- PEPE surged 14% as whales accumulated and exchange supplies shrank.
- Top 100 holders increased their position by 2.3% over the past month.
- Strong support held near $0.000011013, while resistance is forming at $0.000012482.
PEPE just exploded 14% in 24 hours, and it wasn’t just random meme magic this time. Big wallets have been quietly stacking, and a broader crypto market rebound helped light the fuse. The token jumped from $0.000011141 to $0.000012812, feeding fresh momentum into an already buzzing memecoin scene.
As Bitcoin shot past $118K and the overall crypto space caught fire, memecoins followed—with the CoinDesk Memecoin Index (CDMEME) jumping 11.3%. PEPE led the charge, showing once again how quickly things can heat up when whales get involved.

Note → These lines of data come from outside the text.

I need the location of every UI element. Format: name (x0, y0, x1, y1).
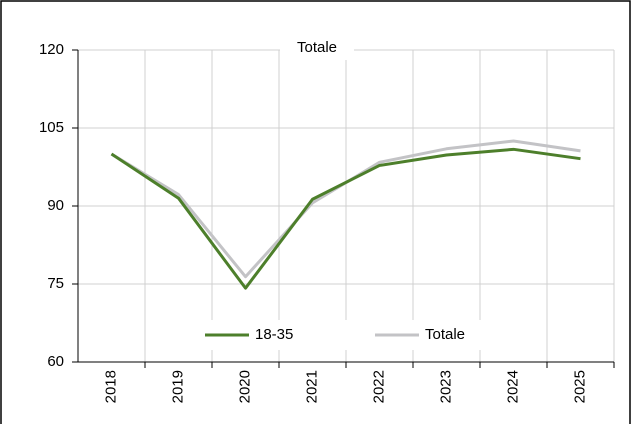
series-line (110, 147, 581, 290)
y-tick-label: 105 (39, 119, 64, 136)
title-background (280, 38, 354, 60)
x-tick-label: 2019 (169, 370, 186, 403)
y-tick-label: 90 (47, 197, 64, 214)
x-tick-label: 2024 (504, 370, 521, 403)
y-tick-label: 60 (47, 353, 64, 370)
legend-label: 18-35 (255, 326, 293, 343)
y-tick-label: 120 (39, 41, 64, 58)
x-tick-label: 2025 (571, 370, 588, 403)
y-tick-label: 75 (47, 275, 64, 292)
chart-title: Totale (297, 39, 337, 56)
x-tick-label: 2022 (370, 370, 387, 403)
legend-label: Totale (425, 326, 465, 343)
x-tick-label: 2021 (303, 370, 320, 403)
x-tick-label: 2018 (102, 370, 119, 403)
x-tick-label: 2020 (236, 370, 253, 403)
x-tick-label: 2023 (437, 370, 454, 403)
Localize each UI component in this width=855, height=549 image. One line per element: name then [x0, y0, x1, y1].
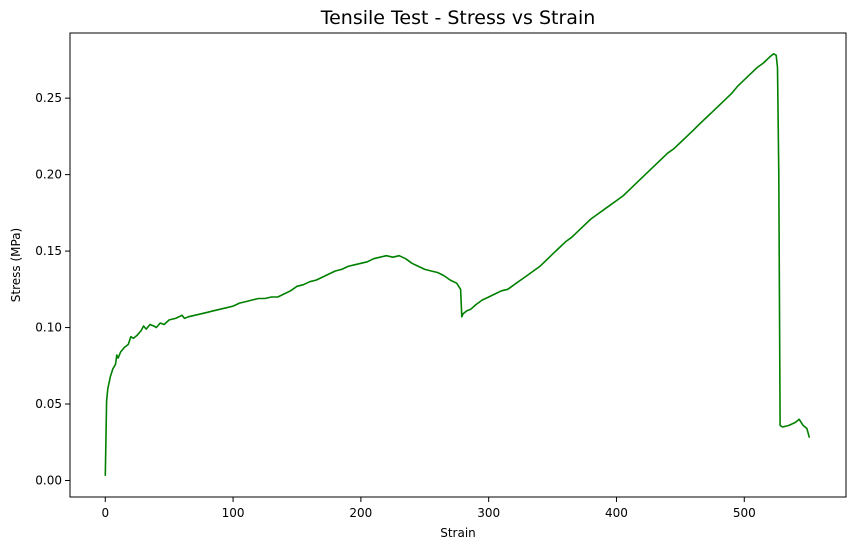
axes-frame [69, 32, 847, 498]
x-axis: 0 100 200 300 400 500 [101, 497, 756, 520]
x-tick-label: 0 [101, 506, 109, 520]
stress-series-line [104, 52, 811, 476]
y-axis: 0.00 0.05 0.10 0.15 0.20 0.25 [35, 91, 70, 487]
y-tick-label: 0.05 [35, 397, 62, 411]
y-tick-label: 0.15 [35, 244, 62, 258]
x-tick-label: 200 [349, 506, 372, 520]
y-tick-label: 0.20 [35, 168, 62, 182]
y-axis-label: Stress (MPa) [9, 228, 23, 302]
y-tick-label: 0.25 [35, 91, 62, 105]
x-tick-label: 400 [605, 506, 628, 520]
y-tick-label: 0.00 [35, 473, 62, 487]
y-tick-label: 0.10 [35, 321, 62, 335]
plot-area [69, 32, 847, 498]
series-group [104, 52, 811, 476]
x-tick-label: 300 [477, 506, 500, 520]
x-tick-label: 500 [733, 506, 756, 520]
x-tick-label: 100 [222, 506, 245, 520]
x-axis-label: Strain [440, 526, 476, 540]
chart-title: Tensile Test - Stress vs Strain [320, 7, 596, 29]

Whale Accumulation Signals Possible Run-Up
Behind PEPE’s sudden surge is a pattern that meme traders know all too well: big players quietly loading up. According to Nansen, the top 100 PEPE addresses added more than 1% to their holdings in just the past day—now totaling 304.1 trillion PEPE.

Over the past month, those same top wallets have increased their stash by 2.3%. Meanwhile, exchange reserves dropped 2.17% to 252.2 trillion PEPE, hinting that tokens are being pulled into cold storage or private wallets—a classic signal of growing confidence and tightening supply.
Technical Setup Looks Bullish
PEPE traded in an 18% range during the latest rally, swinging between $0.000009823 and a high of $0.000013068. Key resistance has formed at $0.000012482, with heavy selling hitting each time price flirts with that level. But dips haven’t lasted long.
Strong support has settled around $0.000011013, where traders seem to be buying up any drop. That combination—firm support, repeated tests of resistance, and steady whale inflows—paints a pretty bullish picture, at least for now.
What’s Next for PEPE?
If PEPE breaks above $0.000012482 with volume, it could be the start of another leg higher. For now, the token’s staying power is being driven by strong community support, thickening whale positions, and a macro tailwind from Bitcoin’s latest rally.
But as always with memecoins, it’s a game of timing. Traders will be watching closely to see whether this breakout sticks—or fizzles into yet another fakeout.